While the unit, known as the "Blue Army", is nominally defensive, the revelation is likely to confirm the worst fears of governments across the globe who already suspect that their systems and secrets may come under regular and co-ordinated Chinese cyberattack.
In a chilling reminder of China's potential cyberwarfare capabilities, a former PLA general told The Times that the unit had been drawn from an exceptionally deep talent pool.
"It is just like ping-pong. We have more people playing it, so we are very good at it," he said.
The Blue Army, which comprises a few dozen of the best talents China has to offer, are understood to have been drawn from various channels, including existing PLA soldiers, officers, college students and assorted "members of society".
Confirmation of the existence of the Blue Army came during a rare briefing by the Chinese Defence Ministry whose spokesman, Geng Yansheng, said that the unit's purpose was to improve the security of the country's military forces.
Organised under the Guangdong Military Command, the Blue Army is understood to have existed formally for about two years, but had been discussed within the PLA for more than a decade. A report in the official PLA newspaper said that "tens of millions" had been spent on the country's first senior-level military training network.
Xu Guangyu, a senior researcher of the government-backed China Arms Control and Disarmament Association, described the existence of the Blue Army as a great step forward for the PLA and said that China could not afford to allow "blank spaces" to open up in state and military security.
"The internet has no boundaries, so we can't say which country or organisation will be our enemy and who will attack us.
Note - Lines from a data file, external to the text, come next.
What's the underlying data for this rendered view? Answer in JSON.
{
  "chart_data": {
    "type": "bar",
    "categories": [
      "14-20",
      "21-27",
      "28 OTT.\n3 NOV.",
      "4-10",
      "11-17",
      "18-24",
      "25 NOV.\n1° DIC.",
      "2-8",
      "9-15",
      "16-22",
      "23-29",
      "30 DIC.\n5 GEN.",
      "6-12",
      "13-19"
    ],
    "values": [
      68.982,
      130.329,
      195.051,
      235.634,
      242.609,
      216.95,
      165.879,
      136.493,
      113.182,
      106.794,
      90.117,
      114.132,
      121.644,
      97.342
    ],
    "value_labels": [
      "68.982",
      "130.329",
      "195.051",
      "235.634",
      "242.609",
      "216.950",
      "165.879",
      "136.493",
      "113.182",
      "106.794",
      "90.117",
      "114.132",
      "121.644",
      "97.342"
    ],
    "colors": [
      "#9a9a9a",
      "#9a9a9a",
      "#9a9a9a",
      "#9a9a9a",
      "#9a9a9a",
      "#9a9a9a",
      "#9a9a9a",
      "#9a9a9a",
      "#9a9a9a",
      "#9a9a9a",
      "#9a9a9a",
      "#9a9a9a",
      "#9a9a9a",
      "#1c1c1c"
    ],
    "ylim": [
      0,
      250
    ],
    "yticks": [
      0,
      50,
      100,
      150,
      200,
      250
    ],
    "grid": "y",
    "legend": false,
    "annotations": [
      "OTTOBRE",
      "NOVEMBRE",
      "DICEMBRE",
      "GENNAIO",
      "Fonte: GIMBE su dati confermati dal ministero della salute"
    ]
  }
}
The Blue Army's main target is self-defence. We won't initiate an attack on anyone," he said.
In a comment that many foreign governments will argue dramatically understates the true balance of cyberwar capabilities, Mr Xu added: "I don't think our Blue Army's skills are too backward compared to those of other countries."
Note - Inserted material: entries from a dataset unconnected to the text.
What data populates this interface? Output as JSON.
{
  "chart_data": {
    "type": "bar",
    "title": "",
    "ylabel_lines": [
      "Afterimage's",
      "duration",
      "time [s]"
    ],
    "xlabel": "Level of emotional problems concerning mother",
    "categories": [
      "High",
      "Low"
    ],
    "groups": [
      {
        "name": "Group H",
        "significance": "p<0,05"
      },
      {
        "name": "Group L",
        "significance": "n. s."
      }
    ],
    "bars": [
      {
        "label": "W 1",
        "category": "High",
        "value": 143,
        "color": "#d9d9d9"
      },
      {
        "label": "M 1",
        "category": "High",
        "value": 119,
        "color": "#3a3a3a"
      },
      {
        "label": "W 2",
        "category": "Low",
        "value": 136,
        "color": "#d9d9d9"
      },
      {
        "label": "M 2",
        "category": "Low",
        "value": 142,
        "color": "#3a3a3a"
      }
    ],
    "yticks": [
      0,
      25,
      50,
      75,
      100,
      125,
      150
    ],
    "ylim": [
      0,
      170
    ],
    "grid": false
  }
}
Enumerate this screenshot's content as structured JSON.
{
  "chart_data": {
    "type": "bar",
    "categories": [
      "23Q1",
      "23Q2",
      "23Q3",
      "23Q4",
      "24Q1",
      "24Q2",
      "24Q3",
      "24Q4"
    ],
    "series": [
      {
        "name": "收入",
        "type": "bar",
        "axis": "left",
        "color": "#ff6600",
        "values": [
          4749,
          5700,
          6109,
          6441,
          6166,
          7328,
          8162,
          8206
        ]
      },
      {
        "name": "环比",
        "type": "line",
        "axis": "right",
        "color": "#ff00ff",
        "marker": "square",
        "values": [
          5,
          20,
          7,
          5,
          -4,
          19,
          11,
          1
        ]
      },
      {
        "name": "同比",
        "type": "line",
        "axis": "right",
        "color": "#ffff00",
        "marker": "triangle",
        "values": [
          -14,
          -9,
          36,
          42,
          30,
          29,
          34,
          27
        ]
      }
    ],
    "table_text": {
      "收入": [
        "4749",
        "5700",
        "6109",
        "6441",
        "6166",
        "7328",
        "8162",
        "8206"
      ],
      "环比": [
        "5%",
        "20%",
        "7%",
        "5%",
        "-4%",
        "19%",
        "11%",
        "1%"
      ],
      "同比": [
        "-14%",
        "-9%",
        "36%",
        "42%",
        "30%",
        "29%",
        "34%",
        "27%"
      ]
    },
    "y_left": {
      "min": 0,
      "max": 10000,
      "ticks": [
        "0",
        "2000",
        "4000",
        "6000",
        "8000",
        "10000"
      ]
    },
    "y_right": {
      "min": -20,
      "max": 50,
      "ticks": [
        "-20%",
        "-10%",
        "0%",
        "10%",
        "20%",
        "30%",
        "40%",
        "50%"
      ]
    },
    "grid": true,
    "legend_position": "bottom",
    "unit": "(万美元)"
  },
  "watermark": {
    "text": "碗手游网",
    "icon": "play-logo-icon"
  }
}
In a recent test of its powers, reported the PLA Daily, the Blue Army was thrust into a simulated cyberbattle against an attacking force four times its size and left to defend China's military networks against a bombardment of virus attacks, massive barrages of junk mail and stealth missions into the inner sanctums of military planning to steal secret information on troop deployment. The Blue Army, predictably, triumphed.
Asked whether the unit had been set up specifically to mount cyberattacks on foreign countries, Mr Geng said that internet security had become an international issue with an impact on the military field of battle. China, he added, was also a victim and its abilities to protect itself from cyberattack were very weak.
Even without the PLA's acknowledgement of the existence of the Blue Army, sources throughout the internet security industry have long believed that Chinese-based hackers are the single largest source of worldwide cyberattacks.
A report on cyberespionage last year by the US anti-virus software maker Symantec found that more than a quarter of all attempts to steal sensitive corporate data originated in China and that the eastern city of Shaoxing was the single largest generator of attacks. Western intelligence sources believe that many Chinese-originated attacks are carried out by hackers with links to the PLA or the Chinese Government.